= Bhavanga =

Bhavaṅga (Pali, "ground of becoming", "condition for existence"), also bhavanga-sota and bhavanga-citta is a passive mode of intentional consciousness (citta) described in the Abhidhamma of Theravada Buddhism. It is also a mental process which conditions the next mental process at the moment of death and rebirth. It is an exclusively Theravada doctrine that differs from Sarvastivadin and Sautrantika theories of mind, and has been compared to the Mahayana concept of store-consciousness.

==Classical definition and development==
The term does not occur in the Nikayas, though the Theravada tradition identifies it with one that does; the phenomenon described as "luminous mind." The Theravāda Abhidhamma tradition asserts that it is the bhavanga that motivates one to seek nibbana. It is first found in the Patthana, part of the Theravada Abhidhamma Pitaka. The word bhavaṅga is also found in the Nettipakaraṇa, Milindapañha, and Petakopadesa. The nature of bhavaṅga is also discussed in the Visuddhimagga and Atthasālinī of Buddhaghosa, as well as in Buddhadatta’s Abhidhammāvatāra and Anuruddha’s Abhidhammatthasaṅgaha.

According to Rupert Gethin,

"bhavaṅga is the state in which the mind is said to rest when no active consciousness process is occurring: thus bhavaṅga is one’s state of mind when nothing appears to be going on, such as when one is in a state of deep dreamless sleep, and also momentarily between each active consciousness process."

Since the bhavaṅga occurs when there is no active cognitive processes going on, the bhavaṅga and the forms of manifest cognitive awareness are mutually exclusive according to Waldron: "the former ceases when the latter arises."

Furthermore, Gethin argues that the bhavaṅga according to Pali Theravada texts is a "mental province that defines the essential character and capabilities of a given being" which exerts "some kind of influence on conscious mental states." In the Visuddhimagga, Buddhaghosa mentions that “mental cognition arises dependent on
bhavanga-mind, a mental object [dhamma], and attention”, thus bhavanga is a condition for the arising of cognitive awareness.

A new being's first moment of bhavaṅga (called re-linking consciousness) is also directly conditioned by the last full conscious process of the immediately preceding life, a state of bhavaṅga called “falling away” or “death
consciousness” (cuti-citta).

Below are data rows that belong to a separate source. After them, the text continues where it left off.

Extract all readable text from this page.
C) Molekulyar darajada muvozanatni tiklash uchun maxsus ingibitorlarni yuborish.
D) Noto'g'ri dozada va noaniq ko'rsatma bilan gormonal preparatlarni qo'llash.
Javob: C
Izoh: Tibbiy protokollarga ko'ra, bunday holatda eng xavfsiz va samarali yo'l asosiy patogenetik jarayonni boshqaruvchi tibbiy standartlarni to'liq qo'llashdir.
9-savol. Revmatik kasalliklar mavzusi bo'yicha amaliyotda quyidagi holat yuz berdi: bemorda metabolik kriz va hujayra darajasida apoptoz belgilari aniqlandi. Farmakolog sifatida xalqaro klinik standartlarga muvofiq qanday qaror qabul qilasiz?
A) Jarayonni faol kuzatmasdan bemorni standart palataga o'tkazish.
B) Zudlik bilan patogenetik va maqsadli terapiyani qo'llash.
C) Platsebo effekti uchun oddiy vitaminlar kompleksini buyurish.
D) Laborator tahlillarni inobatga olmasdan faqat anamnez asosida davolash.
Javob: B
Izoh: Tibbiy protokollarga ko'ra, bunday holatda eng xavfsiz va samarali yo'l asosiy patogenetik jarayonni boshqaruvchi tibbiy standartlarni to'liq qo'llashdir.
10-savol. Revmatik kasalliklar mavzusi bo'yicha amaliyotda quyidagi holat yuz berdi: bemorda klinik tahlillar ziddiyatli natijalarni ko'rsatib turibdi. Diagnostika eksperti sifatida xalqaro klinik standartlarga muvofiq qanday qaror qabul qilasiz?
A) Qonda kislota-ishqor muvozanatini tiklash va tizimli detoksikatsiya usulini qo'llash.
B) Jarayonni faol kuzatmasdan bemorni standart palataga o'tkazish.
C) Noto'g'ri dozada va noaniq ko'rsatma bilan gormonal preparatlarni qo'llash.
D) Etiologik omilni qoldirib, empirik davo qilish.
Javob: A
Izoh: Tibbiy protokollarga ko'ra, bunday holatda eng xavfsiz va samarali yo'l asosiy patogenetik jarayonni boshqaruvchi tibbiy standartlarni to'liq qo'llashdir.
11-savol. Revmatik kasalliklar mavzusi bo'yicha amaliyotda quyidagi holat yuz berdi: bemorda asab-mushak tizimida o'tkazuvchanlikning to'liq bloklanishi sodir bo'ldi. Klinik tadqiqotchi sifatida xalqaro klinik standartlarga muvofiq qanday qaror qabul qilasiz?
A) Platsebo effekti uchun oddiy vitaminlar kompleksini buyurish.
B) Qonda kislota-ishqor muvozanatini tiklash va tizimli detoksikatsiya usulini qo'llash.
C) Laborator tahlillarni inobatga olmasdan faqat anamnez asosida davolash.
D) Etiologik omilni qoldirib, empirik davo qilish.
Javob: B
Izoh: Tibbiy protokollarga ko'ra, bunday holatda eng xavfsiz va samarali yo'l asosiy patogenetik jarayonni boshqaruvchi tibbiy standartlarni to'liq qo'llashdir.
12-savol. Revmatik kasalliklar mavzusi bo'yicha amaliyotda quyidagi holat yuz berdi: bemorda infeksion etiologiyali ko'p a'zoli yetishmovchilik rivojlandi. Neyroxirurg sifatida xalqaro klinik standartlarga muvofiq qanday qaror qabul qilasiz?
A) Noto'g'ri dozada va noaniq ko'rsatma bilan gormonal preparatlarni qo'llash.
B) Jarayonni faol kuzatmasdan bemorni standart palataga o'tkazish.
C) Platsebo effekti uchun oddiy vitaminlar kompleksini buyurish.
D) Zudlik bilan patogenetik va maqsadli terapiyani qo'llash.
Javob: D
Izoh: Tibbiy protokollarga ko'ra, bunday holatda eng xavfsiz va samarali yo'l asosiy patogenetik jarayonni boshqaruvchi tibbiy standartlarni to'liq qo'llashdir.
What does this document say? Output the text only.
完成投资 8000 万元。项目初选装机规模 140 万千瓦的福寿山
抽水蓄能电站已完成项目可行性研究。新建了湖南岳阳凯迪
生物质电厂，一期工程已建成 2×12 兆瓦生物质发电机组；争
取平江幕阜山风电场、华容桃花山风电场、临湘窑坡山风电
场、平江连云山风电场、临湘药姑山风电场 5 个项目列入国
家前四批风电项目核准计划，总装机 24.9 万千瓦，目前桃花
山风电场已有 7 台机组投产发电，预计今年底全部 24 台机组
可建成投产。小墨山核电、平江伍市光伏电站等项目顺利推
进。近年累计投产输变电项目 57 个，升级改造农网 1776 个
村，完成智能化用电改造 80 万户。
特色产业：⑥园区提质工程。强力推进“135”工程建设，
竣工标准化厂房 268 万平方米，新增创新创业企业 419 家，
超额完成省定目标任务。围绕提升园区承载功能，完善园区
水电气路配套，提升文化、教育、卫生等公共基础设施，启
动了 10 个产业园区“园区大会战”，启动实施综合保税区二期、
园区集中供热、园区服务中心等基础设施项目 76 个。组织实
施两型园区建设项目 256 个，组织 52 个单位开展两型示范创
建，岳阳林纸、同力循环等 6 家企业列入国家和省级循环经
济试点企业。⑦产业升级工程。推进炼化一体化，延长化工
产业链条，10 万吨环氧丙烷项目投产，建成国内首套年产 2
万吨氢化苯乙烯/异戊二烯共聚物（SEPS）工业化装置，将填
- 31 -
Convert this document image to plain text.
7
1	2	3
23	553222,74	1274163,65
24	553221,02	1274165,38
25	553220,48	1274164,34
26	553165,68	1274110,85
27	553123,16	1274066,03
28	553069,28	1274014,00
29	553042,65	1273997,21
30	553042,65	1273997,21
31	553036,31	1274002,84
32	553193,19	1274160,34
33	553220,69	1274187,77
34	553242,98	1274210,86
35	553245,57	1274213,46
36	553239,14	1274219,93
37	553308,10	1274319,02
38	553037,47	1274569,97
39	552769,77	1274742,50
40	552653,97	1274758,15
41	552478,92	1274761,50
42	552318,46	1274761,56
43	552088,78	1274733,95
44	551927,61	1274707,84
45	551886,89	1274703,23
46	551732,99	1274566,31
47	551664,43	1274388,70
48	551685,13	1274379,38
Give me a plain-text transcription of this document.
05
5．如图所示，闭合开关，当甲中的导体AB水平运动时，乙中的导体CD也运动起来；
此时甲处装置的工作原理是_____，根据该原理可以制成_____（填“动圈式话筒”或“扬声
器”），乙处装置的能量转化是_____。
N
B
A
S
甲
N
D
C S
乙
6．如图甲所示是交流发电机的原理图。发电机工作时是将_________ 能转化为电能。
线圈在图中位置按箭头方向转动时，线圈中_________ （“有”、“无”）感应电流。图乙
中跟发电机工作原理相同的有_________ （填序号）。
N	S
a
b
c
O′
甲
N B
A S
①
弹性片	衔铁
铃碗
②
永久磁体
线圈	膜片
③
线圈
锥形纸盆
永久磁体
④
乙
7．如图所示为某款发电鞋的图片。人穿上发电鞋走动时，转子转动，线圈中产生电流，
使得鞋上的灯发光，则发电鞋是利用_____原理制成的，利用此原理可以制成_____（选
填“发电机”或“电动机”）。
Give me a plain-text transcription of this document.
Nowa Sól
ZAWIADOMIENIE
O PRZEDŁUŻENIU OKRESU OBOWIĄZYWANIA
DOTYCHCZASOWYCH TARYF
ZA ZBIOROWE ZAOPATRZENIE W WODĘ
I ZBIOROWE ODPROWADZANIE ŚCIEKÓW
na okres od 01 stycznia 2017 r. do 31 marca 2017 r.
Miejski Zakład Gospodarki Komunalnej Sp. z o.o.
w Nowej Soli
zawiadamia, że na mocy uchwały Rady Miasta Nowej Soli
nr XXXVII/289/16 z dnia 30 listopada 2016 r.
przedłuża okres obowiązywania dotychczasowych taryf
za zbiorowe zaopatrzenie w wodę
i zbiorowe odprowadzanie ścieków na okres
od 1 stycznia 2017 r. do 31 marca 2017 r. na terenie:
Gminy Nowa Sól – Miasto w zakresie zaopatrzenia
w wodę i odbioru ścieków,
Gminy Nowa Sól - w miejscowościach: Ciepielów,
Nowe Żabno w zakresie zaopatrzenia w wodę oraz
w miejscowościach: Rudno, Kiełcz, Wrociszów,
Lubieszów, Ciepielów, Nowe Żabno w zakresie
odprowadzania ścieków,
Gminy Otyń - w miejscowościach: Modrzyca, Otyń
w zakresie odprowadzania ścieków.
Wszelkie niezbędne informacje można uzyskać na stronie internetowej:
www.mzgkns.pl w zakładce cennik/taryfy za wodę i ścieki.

Hence, this concept helps provide an account of psychological continuity. Moreover, according to Gethin, this last conscious moment before death "operates in principle as a kind of summing up of that life; whatever has been most significant in that life will tend to come before the mind. Moreover, what comes before the mind at this point is what will play the principal role in determining the nature of the subsequent rebirth."

L. S. Cousins notes that the bhavaṅga carries an individual's tendencies:

We may interpret its continuance throughout life as the natural mode to which the mind continually reverts as indicating its role of ‘carrying’ the essential features of the individual – those tendencies which remain apparently unchanged in a particular individual throughout a given life. … Evidently it is seen either as storing past experience or as having direct access to the past (or future). In the first case we might understand it as an unconscious storehouse. The mind as a whole is certainly envisaged as accumulating tendencies, but it is not clear how far this would include experiences.

==Modern interpretations==
According to Rupert Gethin, modern discussions of bhavaṅga have tended towards either of two interpretations: "they have either tended to see bhavaṅga as something akin to the contemporary idea of the unconscious; or they have tended to see bhavaṅga as a kind of mental blank."

Theravadins such as Nyanatiloka Thera have departed from traditional descriptions of the bhavanga, broadening the scope of the concept. Nyanatiloka Thera suggests that the bhavanga can be used to explain continuity of the personality in a lifetime, but that the nervous system could also be the register in which sense impressions are stored. Nyanatiloka sees the bhavanga as a type of unconscious mental process:

“Herein since time immemorial, all impressions and experiences are, as it were, stored up or, better said, are functioning but concealed as such to full consciousness from where however they occasionally emerge as subconscious phenomena and approach the threshold of full consciousness.”

Other scholars like Steven Collins imply that this is a blank state of mind, empty with no content.

In the Theravada Abhidhamma, both conceptualizing and mental consciousness normally arise conditioned by other mental states. However, they also have an unspecified kind of rūpa (matter, form) as "support condition" and "basis." Peter Harvey finds that incorporating this physical basis more fully may answer certain questions that the Abhidhamma does not address.

One contemporary Theravada teacher, Ajahn Brahm, claims that bhavaṅga is an incorrect, and unhelpful interpretation of the Buddha's teaching on dependent origination.